闭上眼睛,沉浸的闻芍药花,欣喜道:“把屋里的净瓶洗洗,再去花园采些铃兰回来,我要插花。”
这日,林寻回到府里,一脸郁闷。
花藻问道:“怎么一脸衰样,太子安排你什么差事?”
吐司花鸣出来,手里拿着金杆子烟草在抽。
林寻没敢发怒,说道:“太子安排我一个最底层的职位。
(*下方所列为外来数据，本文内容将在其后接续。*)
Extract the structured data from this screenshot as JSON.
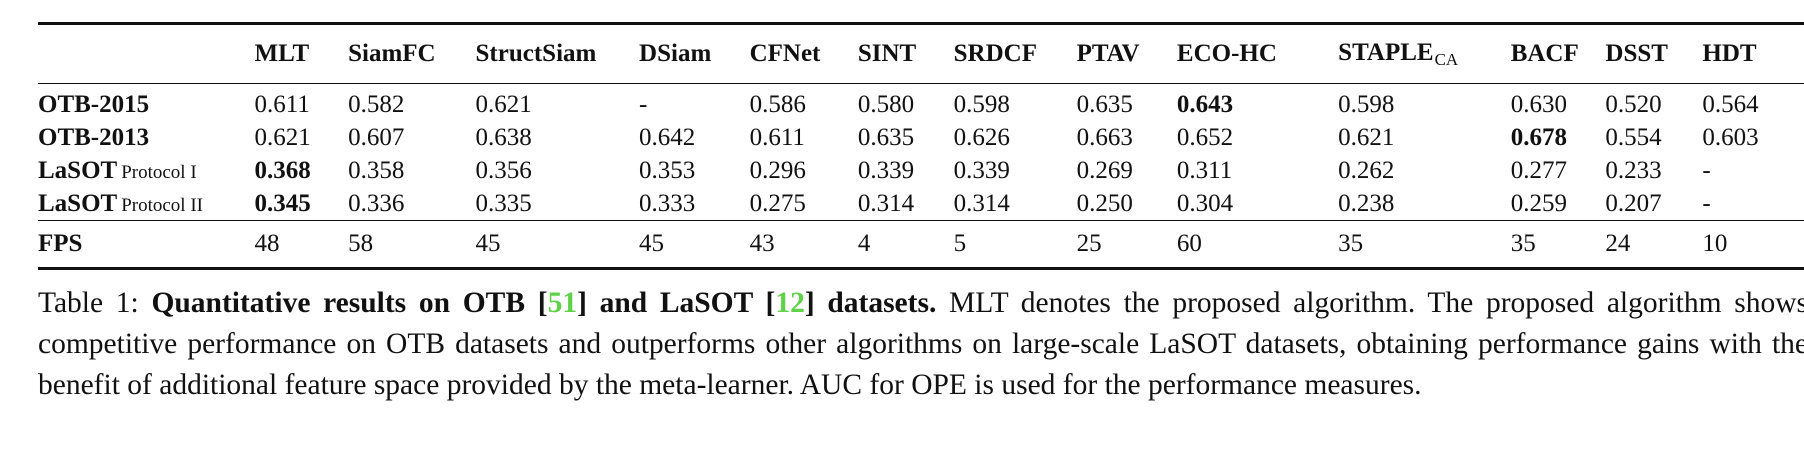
{
  "table": {
    "columns": [
      "MLT",
      "SiamFC",
      "StructSiam",
      "DSiam",
      "CFNet",
      "SINT",
      "SRDCF",
      "PTAV",
      "ECO-HC",
      "STAPLE",
      "BACF",
      "DSST",
      "HDT"
    ],
    "staple_subscript": "CA",
    "rows": [
      {
        "label": "OTB-2015",
        "protocol": "",
        "values": [
          "0.611",
          "0.582",
          "0.621",
          "-",
          "0.586",
          "0.580",
          "0.598",
          "0.635",
          "0.643",
          "0.598",
          "0.630",
          "0.520",
          "0.564"
        ],
        "bold_index": 8
      },
      {
        "label": "OTB-2013",
        "protocol": "",
        "values": [
          "0.621",
          "0.607",
          "0.638",
          "0.642",
          "0.611",
          "0.635",
          "0.626",
          "0.663",
          "0.652",
          "0.621",
          "0.678",
          "0.554",
          "0.603"
        ],
        "bold_index": 10
      },
      {
        "label": "LaSOT",
        "protocol": "Protocol I",
        "values": [
          "0.368",
          "0.358",
          "0.356",
          "0.353",
          "0.296",
          "0.339",
          "0.339",
          "0.269",
          "0.311",
          "0.262",
          "0.277",
          "0.233",
          "-"
        ],
        "bold_index": 0
      },
      {
        "label": "LaSOT",
        "protocol": "Protocol II",
        "values": [
          "0.345",
          "0.336",
          "0.335",
          "0.333",
          "0.275",
          "0.314",
          "0.314",
          "0.250",
          "0.304",
          "0.238",
          "0.259",
          "0.207",
          "-"
        ],
        "bold_index": 0
      }
    ],
    "fps_label": "FPS",
    "fps": [
      "48",
      "58",
      "45",
      "45",
      "43",
      "4",
      "5",
      "25",
      "60",
      "35",
      "35",
      "24",
      "10"
    ]
  },
  "caption": {
    "prefix": "Table 1: ",
    "bold_part1": "Quantitative results on OTB [",
    "cite1": "51",
    "bold_part2": "] and LaSOT [",
    "cite2": "12",
    "bold_part3": "] datasets.",
    "rest": " MLT denotes the proposed algorithm. The proposed algorithm shows competitive performance on OTB datasets and outperforms other algorithms on large-scale LaSOT datasets, obtaining performance gains with the benefit of additional feature space provided by the meta-learner. AUC for OPE is used for the performance measures."
  }
}
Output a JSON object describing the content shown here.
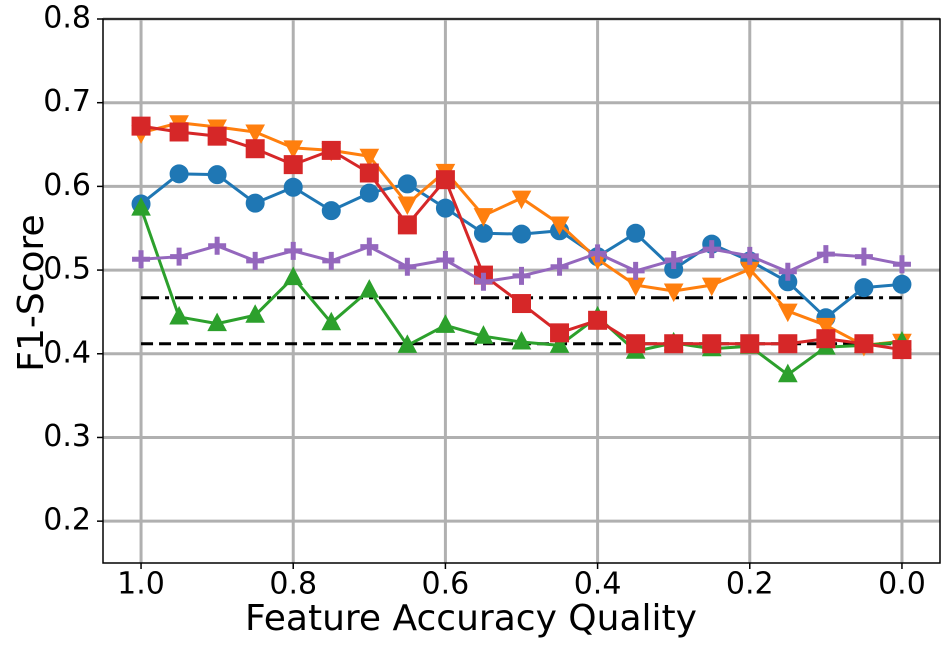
{
  "chart_data": {
    "type": "line",
    "xlabel": "Feature Accuracy Quality",
    "ylabel": "F1-Score",
    "x": [
      1.0,
      0.95,
      0.9,
      0.85,
      0.8,
      0.75,
      0.7,
      0.65,
      0.6,
      0.55,
      0.5,
      0.45,
      0.4,
      0.35,
      0.3,
      0.25,
      0.2,
      0.15,
      0.1,
      0.05,
      0.0
    ],
    "xlim": [
      1.05,
      -0.05
    ],
    "xticks": [
      {
        "value": 1,
        "label": "1.0"
      },
      0.8,
      0.6,
      0.4,
      0.2,
      {
        "value": 0,
        "label": "0.0"
      }
    ],
    "ylim": [
      0.15,
      0.8
    ],
    "yticks": [
      0.2,
      0.3,
      0.4,
      0.5,
      0.6,
      0.7,
      0.8
    ],
    "grid": true,
    "series": [
      {
        "color": "#1f77b4",
        "marker": "circle",
        "values": [
          0.579,
          0.615,
          0.614,
          0.58,
          0.599,
          0.571,
          0.592,
          0.603,
          0.574,
          0.544,
          0.543,
          0.547,
          0.516,
          0.544,
          0.501,
          0.531,
          0.511,
          0.486,
          0.443,
          0.479,
          0.483
        ]
      },
      {
        "color": "#ff7f0e",
        "marker": "triangle-down",
        "values": [
          0.664,
          0.676,
          0.671,
          0.665,
          0.646,
          0.643,
          0.636,
          0.579,
          0.618,
          0.565,
          0.586,
          0.555,
          0.513,
          0.482,
          0.475,
          0.482,
          0.501,
          0.451,
          0.434,
          0.41,
          0.415
        ]
      },
      {
        "color": "#2ca02c",
        "marker": "triangle-up",
        "values": [
          0.574,
          0.444,
          0.436,
          0.446,
          0.491,
          0.437,
          0.476,
          0.41,
          0.434,
          0.421,
          0.414,
          0.41,
          0.444,
          0.403,
          0.413,
          0.406,
          0.409,
          0.375,
          0.408,
          0.41,
          0.414
        ]
      },
      {
        "color": "#d62728",
        "marker": "square",
        "values": [
          0.672,
          0.665,
          0.66,
          0.645,
          0.626,
          0.643,
          0.616,
          0.554,
          0.608,
          0.494,
          0.46,
          0.425,
          0.44,
          0.412,
          0.412,
          0.412,
          0.412,
          0.412,
          0.418,
          0.412,
          0.405
        ]
      },
      {
        "color": "#9467bd",
        "marker": "plus",
        "values": [
          0.513,
          0.516,
          0.529,
          0.511,
          0.523,
          0.511,
          0.528,
          0.504,
          0.512,
          0.486,
          0.493,
          0.504,
          0.52,
          0.499,
          0.512,
          0.525,
          0.517,
          0.498,
          0.519,
          0.516,
          0.507
        ]
      }
    ],
    "hlines": [
      {
        "value": 0.467,
        "style": "dashdot",
        "color": "#000000"
      },
      {
        "value": 0.412,
        "style": "dashed",
        "color": "#000000"
      }
    ]
  }
}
”
“干什么的?”
林寻故意大声喊道:“拿着本子记录码头运来了多少袋盐巴!”
花藻骂道:“你凶什么凶?”
林寻跑到花鸣身边,恳求道:“父亲,太子根本就不是诚意想提拔小婿,分明是针对。”
“人家针对你什么?你干什么了?”
林寻语塞,“父亲,您要不要和陛下再说说让小婿去工部桓王那里?”
花鸣拿金烟斗砸他头,骂道:“烂泥扶不上墙,放着正统太子不效力,你是不是蠢?”
花藻同意道:“就是,日后太子继位就是皇帝,咱们当然要往太子身边靠,你可真蠢!”
林寻无奈进屋去,被花藻揪着耳朵,“我腰疼,给我先按按!才准你歇着。”
云玄苑里,接连几日,云泥发现封玄有时会盯着她发呆。
“阿玄,你有什么烦心事吗?”
封玄摇头,“没事。”
在燕云巷那日,云泥绝绝然和他斩断情丝,跟着林寻离开京城,是封玄的阴影。
那是他唯一想要放弃二人感情的一回。
不止一次疑问,云泥是喜欢林寻的?那是她第一个男人,就像他疼惜云泥一样,因为她是他第一个女人,情有独钟,难以舍弃。
可他从前不敢问,如今更没法问。
他吃醋,他发疯,气自己的宝贝曾被那个糟粕男人染指亵渎,气云泥舍弃他,跟着那男人走。
那人没出现的时候可以云淡风轻,一旦出现心态就变了。